У детства, этого, в представлении К. Бальмонта, «праздника, ни с чем несравнимого по богатству и свежести приходящих звуков и красок» [2, с. 96], своя разноголосая музыка, наполненная богатством оттенков и звуков: оно звенит «звонкой песней косца», радостным смехом, «протяжным пением стрекоз», говорит о себе «чуть слышными всплесками реки», «роптанием лип и берез», птичьим щебетом... Рисуя один образ за другим, художник воссоздаёт полноту детского бытия, пронизанного «запахом душистого сена» и «живым ароматом» счастья [2, с. 36]. Способность души человека находить всё новые звенья, детали в восприятии и изображении дорогого сердцу сам К. Бальмонт назвал «радостью многогранности». По его словам, такая «способность проявляется <...> у людей, страстно любящих что-нибудь, побуждаемых этой исключительной любовью к непрерывному созерцанию любимого, а отсюда к открытию в том, что любишь, вечно новых и новых оттенков» [5, с. 412]. Эти «новые оттенки» он искал и находил, изображая детство, вспоминая о нём. Музыка детства, по его мнению, обладает способностью оживать и звучать во всей дальнейшей жизни человека, оставаясь с ним навсегда:
Вы во мне, многозвонные сны,
В золотистом дрожащем тумане [5, с. 208].

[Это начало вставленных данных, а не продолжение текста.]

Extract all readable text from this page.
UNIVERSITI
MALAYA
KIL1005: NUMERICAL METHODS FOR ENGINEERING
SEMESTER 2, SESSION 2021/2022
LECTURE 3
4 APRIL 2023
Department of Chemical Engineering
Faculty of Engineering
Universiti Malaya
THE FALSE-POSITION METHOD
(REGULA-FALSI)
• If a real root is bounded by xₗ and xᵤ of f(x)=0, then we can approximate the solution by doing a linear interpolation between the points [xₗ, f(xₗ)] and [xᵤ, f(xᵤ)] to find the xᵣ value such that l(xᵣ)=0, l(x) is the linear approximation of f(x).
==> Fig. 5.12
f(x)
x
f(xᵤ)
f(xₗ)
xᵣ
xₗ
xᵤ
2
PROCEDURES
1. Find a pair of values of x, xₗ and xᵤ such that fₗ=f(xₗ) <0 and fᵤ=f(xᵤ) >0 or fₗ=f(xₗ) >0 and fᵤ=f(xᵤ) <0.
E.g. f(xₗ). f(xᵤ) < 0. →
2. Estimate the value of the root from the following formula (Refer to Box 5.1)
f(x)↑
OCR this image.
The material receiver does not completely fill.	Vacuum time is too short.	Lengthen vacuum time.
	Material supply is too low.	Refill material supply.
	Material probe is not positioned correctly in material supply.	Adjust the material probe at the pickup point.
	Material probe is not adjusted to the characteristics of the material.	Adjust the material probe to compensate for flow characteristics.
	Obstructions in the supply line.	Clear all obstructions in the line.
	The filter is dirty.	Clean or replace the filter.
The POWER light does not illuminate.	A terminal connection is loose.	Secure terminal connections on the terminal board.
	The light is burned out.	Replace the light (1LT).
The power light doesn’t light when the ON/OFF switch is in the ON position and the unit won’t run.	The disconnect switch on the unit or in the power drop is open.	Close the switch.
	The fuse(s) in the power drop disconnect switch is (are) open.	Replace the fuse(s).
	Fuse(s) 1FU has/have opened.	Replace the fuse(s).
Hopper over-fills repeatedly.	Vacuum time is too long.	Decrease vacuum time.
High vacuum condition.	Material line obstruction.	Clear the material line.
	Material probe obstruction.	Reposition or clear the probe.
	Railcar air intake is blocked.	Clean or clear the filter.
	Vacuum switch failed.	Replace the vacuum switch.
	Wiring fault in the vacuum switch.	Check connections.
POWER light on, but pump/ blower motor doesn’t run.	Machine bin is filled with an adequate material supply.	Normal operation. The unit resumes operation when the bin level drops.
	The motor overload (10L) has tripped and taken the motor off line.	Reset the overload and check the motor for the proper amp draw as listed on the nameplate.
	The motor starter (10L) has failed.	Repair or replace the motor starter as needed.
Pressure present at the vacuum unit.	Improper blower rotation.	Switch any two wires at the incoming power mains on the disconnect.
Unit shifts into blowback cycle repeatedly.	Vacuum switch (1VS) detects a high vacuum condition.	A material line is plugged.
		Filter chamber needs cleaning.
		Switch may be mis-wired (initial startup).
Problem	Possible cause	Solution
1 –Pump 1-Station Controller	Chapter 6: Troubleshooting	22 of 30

Поэтический образ детства, запечатлённый в лирике К. Бальмонта, получил своё развёрнутое содержательное наполнение в его прозаических произведениях - рассказах из книги «Воздушный путь» (1923), в романе «Под новым серпом» (1923). Здесь поэт запечатлел не столько индивидуальные детские образы, сколько воссоздал собирательный «портрет» детства вообще, в самых существенных и ценных для него свойствах и чертах. Именно поэтому дети у К. Бальмонта лишены конкретных имён, дифференцирующих персонажей и создающих их определенный образ, а представлены обобщенно-символистски: «ребёнок», «рыженький (рыжий) мальчик», «Солнечное Дитя», «Божья Звезда», «девочка с чёрными глазами», «дети» («капризники», «причудники»), «приутайщица», «зеленоглазка», «светлоглазка», «девочка», «два милых ребёнка» и т.п. Даже в тех редких случаях, когда художник использует именные формы - Васенька, Вероника, - они в большей мере персонифицируют детство как таковое, а не детство «Васеньки» и этой «Ве-
роники», о чем свидетельствуют и авторские комментарии-отступления обобщенного характера об особенностях детского поведения, детских суждений, взглядов и т.д. Так, в рассказе «Васенька» повествование о вполне конкретном герое в то же время вызывает постоянную потребность сказать о мире детства вообще: «И детская душа к ним шла, детские пальцы не рвали цветов, иногда лишь касаясь их...», «зажгла в детской душе огонь», «жгучий вопрос, вставший в детском уме...», «тонкий хрусталик детства» [3, с. 152-154] и др. В детских образах в произведениях К. Бальмонта есть проявления индивидуальной конкретности, он бывает внимателен и к внешности ребенка: цвету глаз, волос, - и к звучанию голоса, смеха. Однако эта конкретность имеет пределы: ребенок у него, как правило, лишен личностного облика и судьбы, так, как изображены дети у Ф. Сологуба и З. Гиппиус, где реалистический план, глубокая индивидуализация образа сочетаются с символическим началом в нем. Если для З. Гиппиус дитя и детское важны в контексте ее размышлений над ключевыми проблемами жизни и творчества, выступая своеобразными критериями в оценке любой жизненной ситуации, а у Ф. Сологуба они определяют взгляд художника на «общий чертеж вселенской жизни», то для К. Бальмонта детство значимо само по себе, как предмет постижения, таящий в себе некую тайну, рождающий желание её разгадать.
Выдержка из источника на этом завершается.